Layer 3: Integrated Trust Network
The ITN is the first cross-industry permissioned network where participants agree to common identity standards and shared governance. As the first Zero Trust Certificate Authority for IoT, eCommerce, and business automation, the ITN acts as a global trust anchor for digital business. It is protocol, cloud, and technology agnostic. Using the ITN, organizations can create secure digital services that are locally highly performant while also decentralized. The ITN is backed by three global industry consortia (MOBI, MEF, AAIS). Learn more about the ITN
How do Citopia and the ITN Work Together?
Citopia and the ITN form the foundation for a community-owned and -operated Web3 infrastructure for connected ecosystems and IoT commerce. MOBI and its members are focusing on a selection of foundational use cases, including:
- Platform-agnostic global battery passports
- Using in-vehicle telematics to provide real time accident data for
reports and collision repair - Multiparty supply chain track-and-trace
- Zero-Knowledge proof of vehicle location
- Multimodal trip planning, booking, and payment
- Maintenance and recall traceability


Although Citopia and the ITN have some similarities to other industry networks, there are important differences that will enhance the speed, privacy, security, and regulatory compliance of connected ecosystems.

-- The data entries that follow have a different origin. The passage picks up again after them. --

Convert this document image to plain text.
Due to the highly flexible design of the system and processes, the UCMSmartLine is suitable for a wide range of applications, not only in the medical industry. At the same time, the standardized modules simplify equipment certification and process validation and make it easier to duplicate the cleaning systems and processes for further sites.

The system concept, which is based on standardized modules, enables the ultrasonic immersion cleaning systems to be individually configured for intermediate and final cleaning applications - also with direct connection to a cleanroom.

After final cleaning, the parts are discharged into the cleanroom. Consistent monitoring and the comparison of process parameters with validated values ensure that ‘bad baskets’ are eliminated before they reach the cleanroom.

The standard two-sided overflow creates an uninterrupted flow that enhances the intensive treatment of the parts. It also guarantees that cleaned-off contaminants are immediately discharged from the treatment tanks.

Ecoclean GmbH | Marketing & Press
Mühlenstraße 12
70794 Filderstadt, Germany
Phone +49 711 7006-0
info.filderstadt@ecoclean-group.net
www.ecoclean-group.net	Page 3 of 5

First, any organization can use Citopia and the ITN services. However, membership is required to run nodes on Citopia and/or the ITN.
Second, whereas most Web3 solutions combine DIDs registry (the ITN) and transactions processing (Citopia) on the same infrastructure/company, we choose to separate them into two distinct organizations, each with its own legal structure, governance, network, and operators. This increases decentralization by reducing the market power and information advantage of any single organization.
Third, the separation permits Citopia to use any DIDs registry network following W3C DIDs standard, meaning that Citopia users aren’t locked to the ITN (and vice versa) and can use other networks.
Fourth, both Citopia and the ITN are vendor, technology, and protocol-agnostic, allowing applications interoperability and scaling of complex, cross industry, multiparty value chains.
Finally, through using Citopia and the ITN, DIDs are the only things registered and stored on chains. All personal and competitive information resides in the SSDT™ stored locally on the owner’s device or provider’s server and remains under the control of the owner, making the scraping and collection of data not possible, eliminating honeypots, reducing attack vectors, and improving security for all.


Through Citopia and the ITN, companies have the opportunity to combine the best of both worlds — building and leveraging applications that meet enterprise security, privacy, and compliance requirements while avoiding vendor or technology lock-in.
Companies can retain their brand, their business models, and their customers without paying significant economic rent to a centralized certificate authority, platform, or data monopolist. They can reap the full benefits of value chain automation and digital efficiency in a shared zero trust ecosystem where the network effects accrue to the community.
Defining Decentralized Identity Solutions
Decentralized Identity and/or Self-Sovereign Identity (SSI) is a new cryptographic technology that enables entities to assert ownership of their identity, where the identity remains private and not disclosed during transactions.
A W3C Decentralized Identifier (DID) represents a globally unique identifier that can be resolved to a DID Document, or de-referenced on a specific distributed ledger network, much like a URL on the Internet.
W3C defines Verifiable Credentials (VCs) as “a part of our daily lives; driver’s licenses are used to assert that we are capable of operating a motor vehicle, university degrees can be used to assert our level of education, and government-issued passports enable us to travel between countries.” This specification provides a mechanism to express these sorts of credentials on the Web in a way that is cryptographically secure, privacy-respecting, and machine-verifiable.